The P80 is not simply the new motor developed for the first stage of ESA’s Vega small launch vehicle. It is a multidisciplinary demonstrator to validate advanced technologies which could later be applied to Ariane 5’s boosters.
The most obvious change is to the booster casing. It is made of filament wound graphite epoxy, a technology largely used on smaller motors for civilian launchers as well as ballistic missiles. Much lighter than the stainless steel currently used on Ariane boosters, it provides a dramatic increase in payload capacity.
Other improvements in the motor include a new design of igniter with a simplified architecture, also using a carbon-fibre case.

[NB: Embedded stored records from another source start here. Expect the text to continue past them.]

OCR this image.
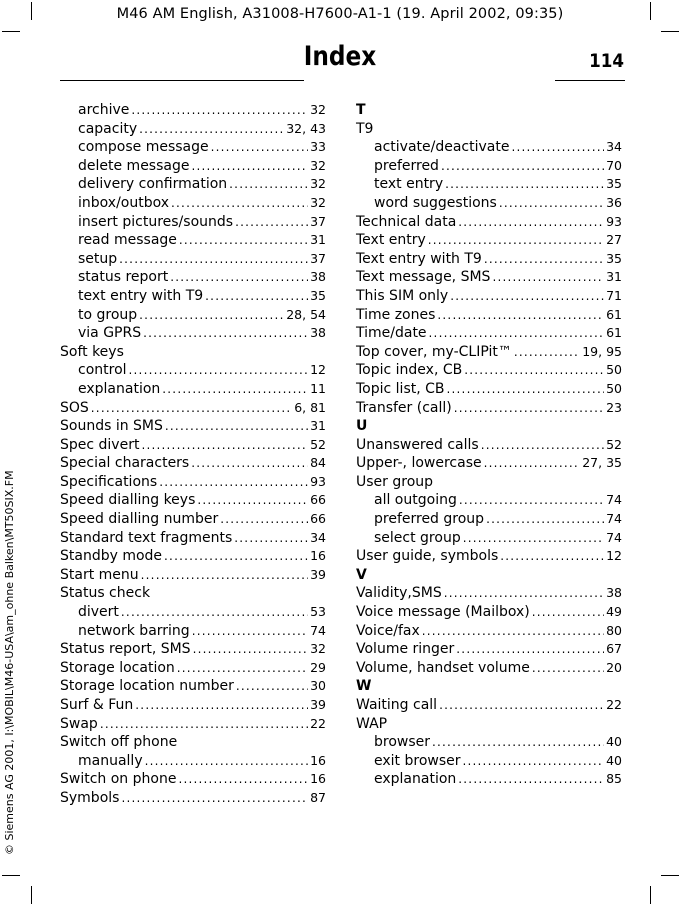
M46 AM English, A31008-H7600-A1-1 (19. April 2002, 09:35)
© Siemens AG 2001, I:\MOBIL\M46-USA\am_ohne Balken\MT50SIX.FM
Index	114
archive .....	32
capacity .....	32, 43
compose message .....	33
delete message .....	32
delivery confirmation .....	32
inbox/outbox .....	32
insert pictures/sounds .....	37
read message .....	31
setup .....	37
status report .....	38
text entry with T9 .....	35
to group .....	28, 54
via GPRS .....	38
Soft keys
control .....	12
explanation .....	11
SOS .....	6, 81
Sounds in SMS .....	31
Spec divert .....	52
Special characters .....	84
Specifications .....	93
Speed dialling keys .....	66
Speed dialling number .....	66
Standard text fragments .....	34
Standby mode .....	16
Start menu .....	39
Status check
divert .....	53
network barring .....	74
Status report, SMS .....	32
Storage location .....	29
Storage location number .....	30
Surf & Fun .....	39
Swap .....	22
Switch off phone
manually .....	16
Switch on phone .....	16
Symbols .....	87
T
T9
activate/deactivate .....	34
preferred .....	70
text entry .....	35
word suggestions .....	36
Technical data .....	93
Text entry .....	27
Text entry with T9 .....	35
Text message, SMS .....	31
This SIM only .....	71
Time zones .....	61
Time/date .....	61
Top cover, my-CLIPit™ .....	19, 95
Topic index, CB .....	50
Topic list, CB .....	50
Transfer (call) .....	23
U
Unanswered calls .....	52
Upper-, lowercase .....	27, 35
User group
all outgoing .....	74
preferred group .....	74
select group .....	74
User guide, symbols .....	12
V
Validity,SMS .....	38
Voice message (Mailbox) .....	49
Voice/fax .....	80
Volume ringer .....	67
Volume, handset volume .....	20
W
Waiting call .....	22
WAP
browser .....	40
exit browser .....	40
explanation .....	85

The P80 nozzle looks like a shorter version of the EAP nozzle but its design was revised to achieve more simplicity, incorporate fewer elements, and reduce production costs. New thermal insulation material and a narrower throat improve the expansion ratio and overall performance. The new type of flexible joint makes it a lot easier to steer and has allowed the replacement of heavy hydraulic actuators by much lighter electromechanical ones for thrust vector control.

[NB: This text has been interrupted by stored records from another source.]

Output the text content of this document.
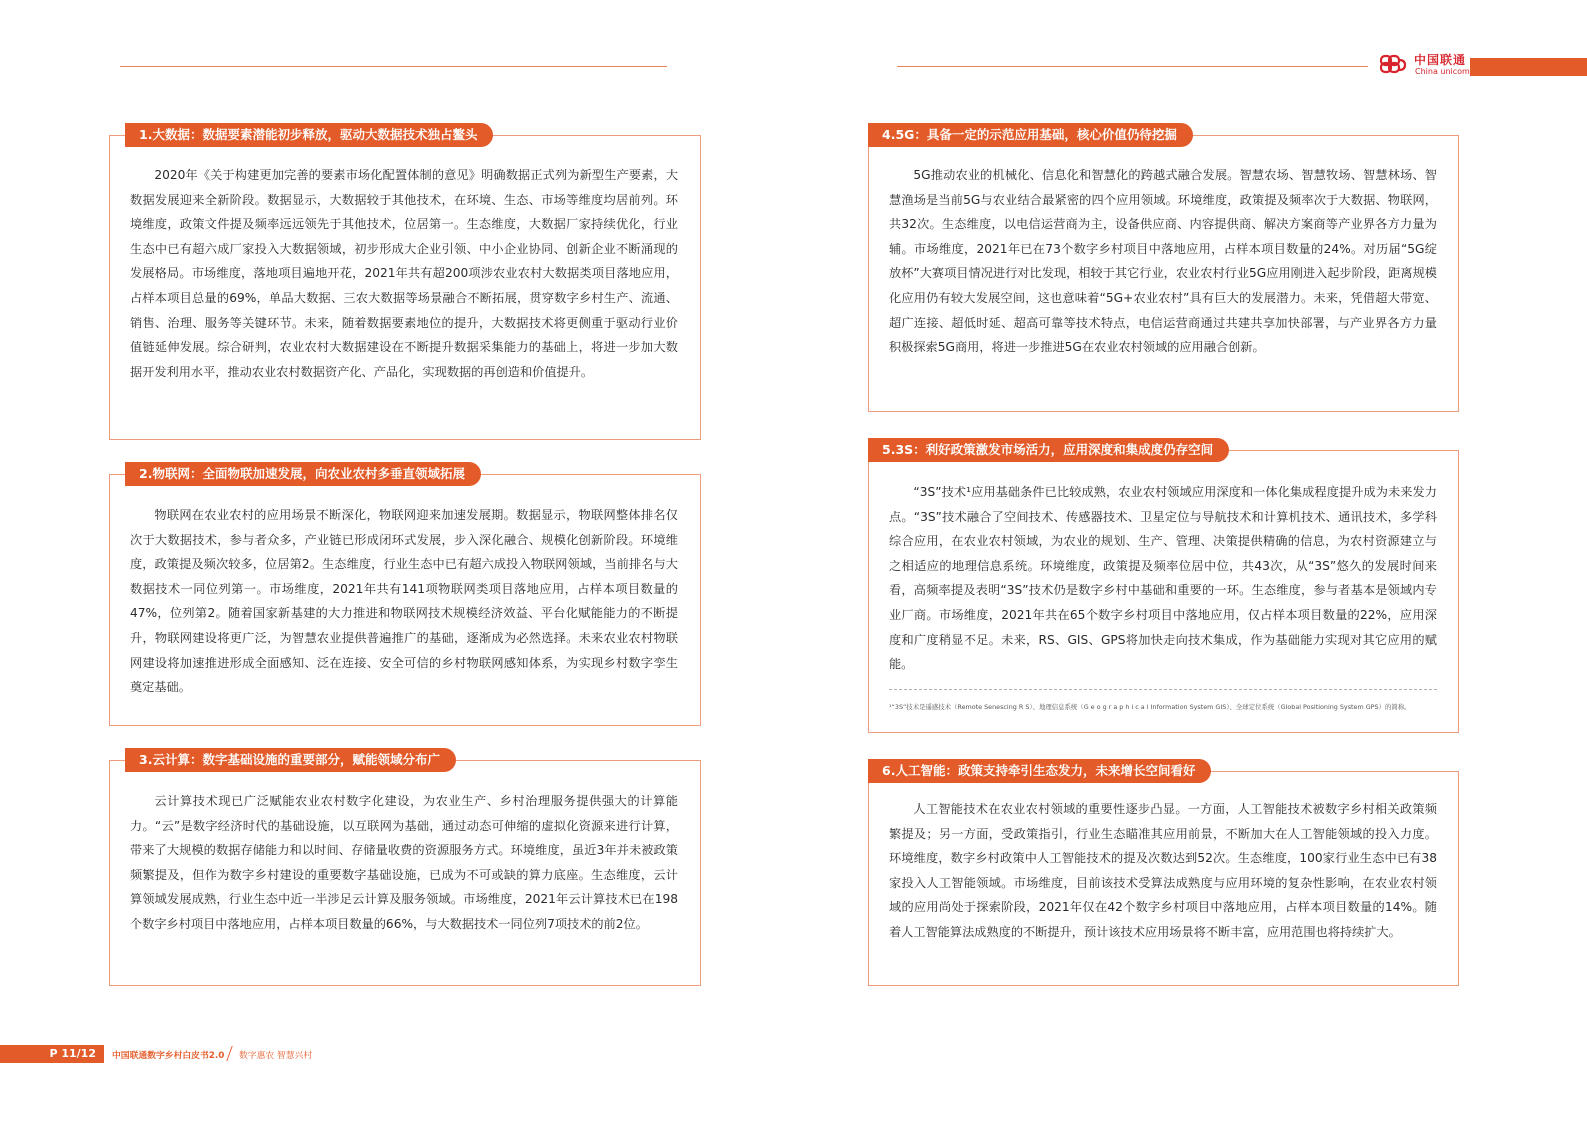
中国联通
China unicom
1.大数据：数据要素潜能初步释放，驱动大数据技术独占鳌头

2020年《关于构建更加完善的要素市场化配置体制的意见》明确数据正式列为新型生产要素，大数据发展迎来全新阶段。数据显示，大数据较于其他技术，在环境、生态、市场等维度均居前列。环境维度，政策文件提及频率远远领先于其他技术，位居第一。生态维度，大数据厂家持续优化，行业生态中已有超六成厂家投入大数据领域，初步形成大企业引领、中小企业协同、创新企业不断涌现的发展格局。市场维度，落地项目遍地开花，2021年共有超200项涉农业农村大数据类项目落地应用，占样本项目总量的69%，单品大数据、三农大数据等场景融合不断拓展，贯穿数字乡村生产、流通、销售、治理、服务等关键环节。未来，随着数据要素地位的提升，大数据技术将更侧重于驱动行业价值链延伸发展。综合研判，农业农村大数据建设在不断提升数据采集能力的基础上，将进一步加大数据开发利用水平，推动农业农村数据资产化、产品化，实现数据的再创造和价值提升。

2.物联网：全面物联加速发展，向农业农村多垂直领域拓展

物联网在农业农村的应用场景不断深化，物联网迎来加速发展期。数据显示，物联网整体排名仅次于大数据技术，参与者众多，产业链已形成闭环式发展，步入深化融合、规模化创新阶段。环境维度，政策提及频次较多，位居第2。生态维度，行业生态中已有超六成投入物联网领域，当前排名与大数据技术一同位列第一。市场维度，2021年共有141项物联网类项目落地应用，占样本项目数量的47%，位列第2。随着国家新基建的大力推进和物联网技术规模经济效益、平台化赋能能力的不断提升，物联网建设将更广泛，为智慧农业提供普遍推广的基础，逐渐成为必然选择。未来农业农村物联网建设将加速推进形成全面感知、泛在连接、安全可信的乡村物联网感知体系，为实现乡村数字孪生奠定基础。

3.云计算：数字基础设施的重要部分，赋能领域分布广

云计算技术现已广泛赋能农业农村数字化建设，为农业生产、乡村治理服务提供强大的计算能力。“云”是数字经济时代的基础设施，以互联网为基础，通过动态可伸缩的虚拟化资源来进行计算，带来了大规模的数据存储能力和以时间、存储量收费的资源服务方式。环境维度，虽近3年并未被政策频繁提及，但作为数字乡村建设的重要数字基础设施，已成为不可或缺的算力底座。生态维度，云计算领域发展成熟，行业生态中近一半涉足云计算及服务领域。市场维度，2021年云计算技术已在198个数字乡村项目中落地应用，占样本项目数量的66%，与大数据技术一同位列7项技术的前2位。

4.5G：具备一定的示范应用基础，核心价值仍待挖掘

5G推动农业的机械化、信息化和智慧化的跨越式融合发展。智慧农场、智慧牧场、智慧林场、智慧渔场是当前5G与农业结合最紧密的四个应用领域。环境维度，政策提及频率次于大数据、物联网，共32次。生态维度，以电信运营商为主，设备供应商、内容提供商、解决方案商等产业界各方力量为辅。市场维度，2021年已在73个数字乡村项目中落地应用，占样本项目数量的24%。对历届“5G绽放杯”大赛项目情况进行对比发现，相较于其它行业，农业农村行业5G应用刚进入起步阶段，距离规模化应用仍有较大发展空间，这也意味着“5G+农业农村”具有巨大的发展潜力。未来，凭借超大带宽、超广连接、超低时延、超高可靠等技术特点，电信运营商通过共建共享加快部署，与产业界各方力量积极探索5G商用，将进一步推进5G在农业农村领域的应用融合创新。

5.3S：利好政策激发市场活力，应用深度和集成度仍存空间

“3S”技术¹应用基础条件已比较成熟，农业农村领域应用深度和一体化集成程度提升成为未来发力点。“3S”技术融合了空间技术、传感器技术、卫星定位与导航技术和计算机技术、通讯技术，多学科综合应用，在农业农村领域，为农业的规划、生产、管理、决策提供精确的信息，为农村资源建立与之相适应的地理信息系统。环境维度，政策提及频率位居中位，共43次，从“3S”悠久的发展时间来看，高频率提及表明“3S”技术仍是数字乡村中基础和重要的一环。生态维度，参与者基本是领域内专业厂商。市场维度，2021年共在65个数字乡村项目中落地应用，仅占样本项目数量的22%，应用深度和广度稍显不足。未来，RS、GIS、GPS将加快走向技术集成，作为基础能力实现对其它应用的赋能。

¹“3S”技术是遥感技术（Remote Senescing R S）、地理信息系统（G e o g r a p h i c a l Information System GIS）、全球定位系统（Global Positioning System GPS）的简称。
6.人工智能：政策支持牵引生态发力，未来增长空间看好

人工智能技术在农业农村领域的重要性逐步凸显。一方面，人工智能技术被数字乡村相关政策频繁提及；另一方面，受政策指引，行业生态瞄准其应用前景，不断加大在人工智能领域的投入力度。环境维度，数字乡村政策中人工智能技术的提及次数达到52次。生态维度，100家行业生态中已有38家投入人工智能领域。市场维度，目前该技术受算法成熟度与应用环境的复杂性影响，在农业农村领域的应用尚处于探索阶段，2021年仅在42个数字乡村项目中落地应用，占样本项目数量的14%。随着人工智能算法成熟度的不断提升，预计该技术应用场景将不断丰富，应用范围也将持续扩大。

P 11/12	中国联通数字乡村白皮书2.0 数字惠农 智慧兴村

“There are lots of challenges on this test”, says Stefano Bianchi. “As on every maiden firing, there is also a lot to learn.”
Preparing for Vega
The firing test is planned for 30 November at around 15:00 UTC/GMT (12:00 local time, 16:00 CST/Paris). The timing will depend on wind conditions, to make sure the cloud resulting from the exhaust will not drift over populated areas.
The test will last about 100 seconds, with the motor delivering some 200 tonnes of average thrust.
Developed under a separate programme managed by an integrated team led by CNES, the French space agency, on behalf of ESA, the P80 is the last of Vega’s motors to undergo static firing. The Zefiro 9 and the Zefiro 23, due to power the third and second stages of ESA’s small launch vehicle, were test fired in December 2005 and June 2006 respectively, at Italy’s test centre in Salto di Quirra, Sardinia.
After the 30 November test, it is planned that each of the three motors will undergo an additional static test before the maiden flight of the Vega launcher, which will complement Ariane 5 and Soyuz in the small satellite segment of the launch market.